In lyrical, impassioned prose, Eliane Brum recounts her move from São Paulo to Altamira, a city along the Xingu River that has been devastated by the construction of one of the largest dams in the world. In community with the human and more-than-human world of the Amazon, Brum seeks to ‘reforest’ herself while building relationships with forest peoples who carry both the scars and the resistance of the forest in their bodies.

 

 

Weaving together the lived stories of the region and its history of violent corruption and destruction, Banzeiro Òkòtó is a call for radical change, for the creation of a new kind of human being capable of facing the potential extinction of our species. In it, Brum reveals the direct links between structural inequities rooted in gender, race, class, and even species, and the suffering that capitalism and climate breakdown wreak on those who are least responsible for them.

The discussion of the book also celebrated the partnership established between the Transnational Law Institute and Sumaúma: Journalism from the Centre of the World, a trilingual news platform based in Altamira, in the Amazon rainforest founded and directed by Eliane Brum and Jonathan watts, the Guardian’s global environmental editor. The partnership is part of the project The Laws of our Sustainable Future and will co-produce investigative research and publications about the responsibility of transnational corporations in environmental harm and human rights violations in the Amazon, the largest tropical forest of the world and a key resource to fight climate change.

The podcast of the event will be available soon.

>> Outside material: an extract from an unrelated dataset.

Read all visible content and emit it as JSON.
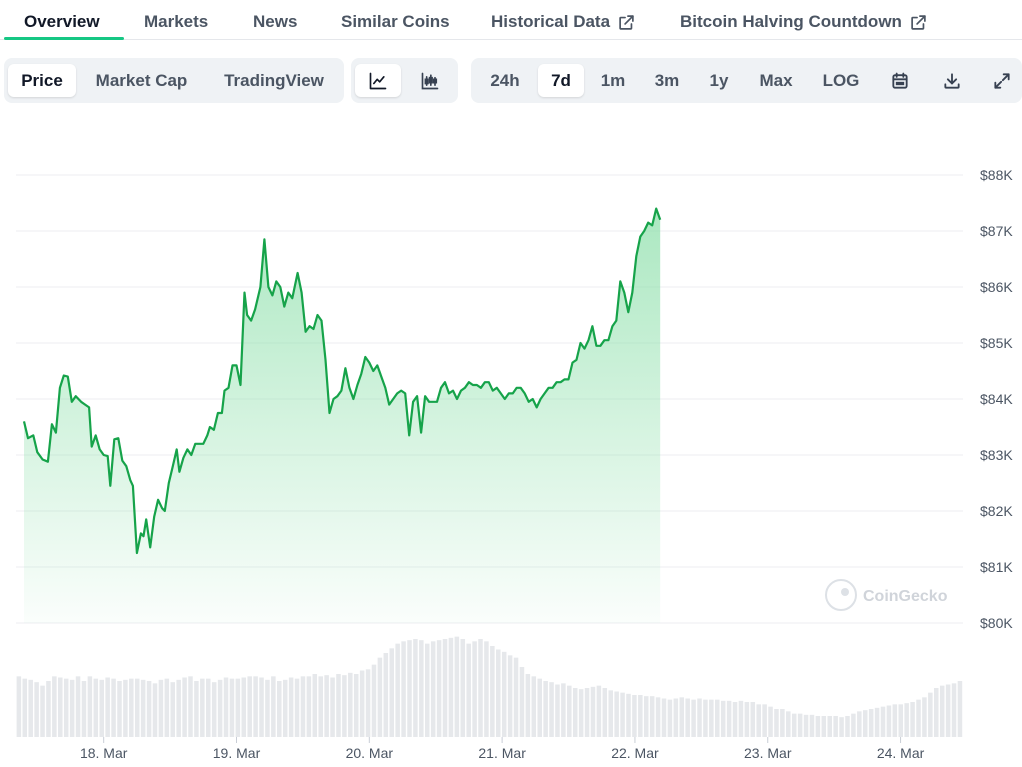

Eliane Brum is an award-winning Brazilian journalist, writer, and documentarist. Her work of nonfiction, The Collector of Leftover Souls, was long-listed for the National Book Award for translated literature. She is a founder and editor of Sumaúma, a columnist for the international section of El País among other European and US newspapers and magazines. Her work as a journalist has won more than 40 prizes.